Sandra Holdsworth, the head of government bonds at Threadneedle, is the lead manager of the fund but colleagues manage the emerging markets and high yield portions of the portfolio.
The team has a flexible approach to decide which investments offer the best opportunities, looking at term structure [the direction of the government bond interest rates], asset class and sector allocation, and the creditworthiness of individual bond issues. She said: “The asset allocation decision is crucially important.
“The source of opportunity in bond markets is variable between [those three areas] so we also have to be pretty flexible about what kind of analysis we are using [whether top-down or bottom-up].”

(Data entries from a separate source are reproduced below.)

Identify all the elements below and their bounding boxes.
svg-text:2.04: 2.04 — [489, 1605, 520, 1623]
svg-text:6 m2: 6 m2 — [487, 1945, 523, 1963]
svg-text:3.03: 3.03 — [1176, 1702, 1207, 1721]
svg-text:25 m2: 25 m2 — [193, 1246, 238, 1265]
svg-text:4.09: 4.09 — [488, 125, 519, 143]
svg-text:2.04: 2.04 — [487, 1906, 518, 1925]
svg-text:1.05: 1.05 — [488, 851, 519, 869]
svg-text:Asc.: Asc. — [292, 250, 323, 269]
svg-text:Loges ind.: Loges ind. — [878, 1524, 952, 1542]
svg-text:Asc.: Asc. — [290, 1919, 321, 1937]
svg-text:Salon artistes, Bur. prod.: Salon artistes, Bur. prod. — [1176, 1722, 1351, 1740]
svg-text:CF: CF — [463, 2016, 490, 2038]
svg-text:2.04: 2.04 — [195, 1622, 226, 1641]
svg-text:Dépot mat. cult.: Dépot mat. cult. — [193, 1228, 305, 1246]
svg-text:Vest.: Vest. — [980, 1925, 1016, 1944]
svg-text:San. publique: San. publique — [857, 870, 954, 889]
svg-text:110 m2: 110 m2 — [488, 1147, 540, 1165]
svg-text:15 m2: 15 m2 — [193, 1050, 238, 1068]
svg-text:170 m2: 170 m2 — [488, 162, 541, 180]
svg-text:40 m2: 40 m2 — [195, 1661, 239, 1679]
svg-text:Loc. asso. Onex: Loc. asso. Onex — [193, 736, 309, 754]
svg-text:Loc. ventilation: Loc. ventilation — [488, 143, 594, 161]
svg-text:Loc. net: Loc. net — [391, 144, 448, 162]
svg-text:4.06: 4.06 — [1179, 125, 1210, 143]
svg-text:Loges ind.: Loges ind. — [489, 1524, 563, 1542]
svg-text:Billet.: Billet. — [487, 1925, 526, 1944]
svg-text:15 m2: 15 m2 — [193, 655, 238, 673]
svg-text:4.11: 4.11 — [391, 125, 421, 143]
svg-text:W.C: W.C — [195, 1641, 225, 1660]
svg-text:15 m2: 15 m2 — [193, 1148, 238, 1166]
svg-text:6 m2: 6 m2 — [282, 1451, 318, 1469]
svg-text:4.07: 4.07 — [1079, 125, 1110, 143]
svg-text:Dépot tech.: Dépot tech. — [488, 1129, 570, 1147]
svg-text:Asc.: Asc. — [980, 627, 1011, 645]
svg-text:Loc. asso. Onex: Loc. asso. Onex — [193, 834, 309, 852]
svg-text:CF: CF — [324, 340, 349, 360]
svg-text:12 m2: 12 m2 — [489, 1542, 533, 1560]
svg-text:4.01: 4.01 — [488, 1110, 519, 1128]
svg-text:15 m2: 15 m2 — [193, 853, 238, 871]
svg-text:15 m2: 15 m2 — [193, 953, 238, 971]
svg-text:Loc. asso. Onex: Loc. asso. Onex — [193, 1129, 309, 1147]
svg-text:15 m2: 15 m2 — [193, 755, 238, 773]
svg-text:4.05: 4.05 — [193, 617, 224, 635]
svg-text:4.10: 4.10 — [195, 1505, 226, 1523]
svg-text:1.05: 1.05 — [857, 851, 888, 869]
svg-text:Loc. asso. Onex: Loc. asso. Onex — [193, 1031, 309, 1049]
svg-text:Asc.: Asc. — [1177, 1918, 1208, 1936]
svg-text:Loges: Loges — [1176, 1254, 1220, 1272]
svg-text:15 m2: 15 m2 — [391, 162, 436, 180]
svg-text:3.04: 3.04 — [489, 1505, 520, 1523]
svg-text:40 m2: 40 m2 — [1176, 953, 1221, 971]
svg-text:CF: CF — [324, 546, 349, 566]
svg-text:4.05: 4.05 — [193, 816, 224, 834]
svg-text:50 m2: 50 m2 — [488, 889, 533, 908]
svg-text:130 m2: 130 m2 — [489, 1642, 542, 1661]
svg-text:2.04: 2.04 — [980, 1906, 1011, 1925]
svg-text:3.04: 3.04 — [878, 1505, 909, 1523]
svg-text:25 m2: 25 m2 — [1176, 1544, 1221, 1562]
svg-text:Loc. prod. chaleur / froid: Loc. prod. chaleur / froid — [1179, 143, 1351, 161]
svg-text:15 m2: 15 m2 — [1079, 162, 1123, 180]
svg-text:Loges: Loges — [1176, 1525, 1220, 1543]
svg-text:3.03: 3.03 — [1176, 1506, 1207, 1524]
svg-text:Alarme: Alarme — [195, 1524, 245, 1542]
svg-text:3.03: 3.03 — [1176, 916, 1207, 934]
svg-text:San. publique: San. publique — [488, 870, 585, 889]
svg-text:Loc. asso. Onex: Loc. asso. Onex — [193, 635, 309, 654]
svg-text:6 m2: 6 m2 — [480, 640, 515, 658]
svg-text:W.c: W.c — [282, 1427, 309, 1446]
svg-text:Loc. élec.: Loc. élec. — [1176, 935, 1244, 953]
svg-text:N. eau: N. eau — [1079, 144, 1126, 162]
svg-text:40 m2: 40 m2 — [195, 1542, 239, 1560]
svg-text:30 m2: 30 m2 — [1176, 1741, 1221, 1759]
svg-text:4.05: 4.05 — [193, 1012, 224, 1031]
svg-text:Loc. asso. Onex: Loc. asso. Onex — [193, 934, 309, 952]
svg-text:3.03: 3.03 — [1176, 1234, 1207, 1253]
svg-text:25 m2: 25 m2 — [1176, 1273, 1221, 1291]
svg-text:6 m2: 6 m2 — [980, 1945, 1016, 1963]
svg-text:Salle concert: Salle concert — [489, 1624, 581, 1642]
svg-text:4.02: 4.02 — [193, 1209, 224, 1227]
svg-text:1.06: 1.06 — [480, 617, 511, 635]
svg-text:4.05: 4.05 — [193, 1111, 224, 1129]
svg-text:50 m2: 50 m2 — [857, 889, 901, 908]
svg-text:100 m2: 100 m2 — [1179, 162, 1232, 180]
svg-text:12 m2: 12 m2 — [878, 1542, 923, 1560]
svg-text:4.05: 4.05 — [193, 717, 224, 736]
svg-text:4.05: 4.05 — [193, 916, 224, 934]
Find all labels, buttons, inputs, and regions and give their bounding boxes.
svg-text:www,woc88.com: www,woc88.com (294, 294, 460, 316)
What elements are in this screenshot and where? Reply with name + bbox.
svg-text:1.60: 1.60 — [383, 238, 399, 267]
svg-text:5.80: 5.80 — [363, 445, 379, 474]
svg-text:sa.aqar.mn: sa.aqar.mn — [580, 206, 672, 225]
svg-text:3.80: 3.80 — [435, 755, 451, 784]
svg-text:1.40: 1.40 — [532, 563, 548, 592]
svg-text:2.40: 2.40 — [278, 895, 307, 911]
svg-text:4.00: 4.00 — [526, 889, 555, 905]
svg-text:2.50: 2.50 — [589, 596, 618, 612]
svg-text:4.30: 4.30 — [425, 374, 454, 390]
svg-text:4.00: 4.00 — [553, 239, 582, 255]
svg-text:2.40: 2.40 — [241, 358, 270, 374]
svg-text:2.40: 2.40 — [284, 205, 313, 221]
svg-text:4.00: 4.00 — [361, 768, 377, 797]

The fund, which consists mainly of government and investment grade corporate bonds, can hold up to 30% of assets in emerging markets and sub-investment grade debt. In the fourth quarter of 2002 the positions in these two areas were increased from underweight to neutral so they each make up about 7.5% of the fund.
Paul Murray John, the head of emerging market debt, runs the emerging markets portion which consists purely of government debt. He recently moved into some “punchier” countries such as Brazil, Columbia and Venezuela.
Barrie Whitman, the head of European high yield, runs the sub-investment grade allocation, treating it as a fully diversified mini portfolio. It is only invested in holdings that he owns in other funds.
Ms Holdsworth uses the JP Morgan Global Government Index ex-Japan as an underlying reference index but only as a guide for tracking the currency mix of the fund, not the credit allocation.
The fund, which has 127 holdings, has recently increased its exposure to investment grade corporates, predominantly in the telecommunications area.
The house view at Threadneedle is that there is no bubble in American and euro-zone government bonds at the moment. Ms Holdsworth said: “We just feel yields are quite low compared with our current history.”
The fund has the facility to hedge back into sterling to reduce any currency risk but it is not hedged at the moment. This reflects its overweight position in the euro and the European bond market which they expect to outperform the dollar and sterling.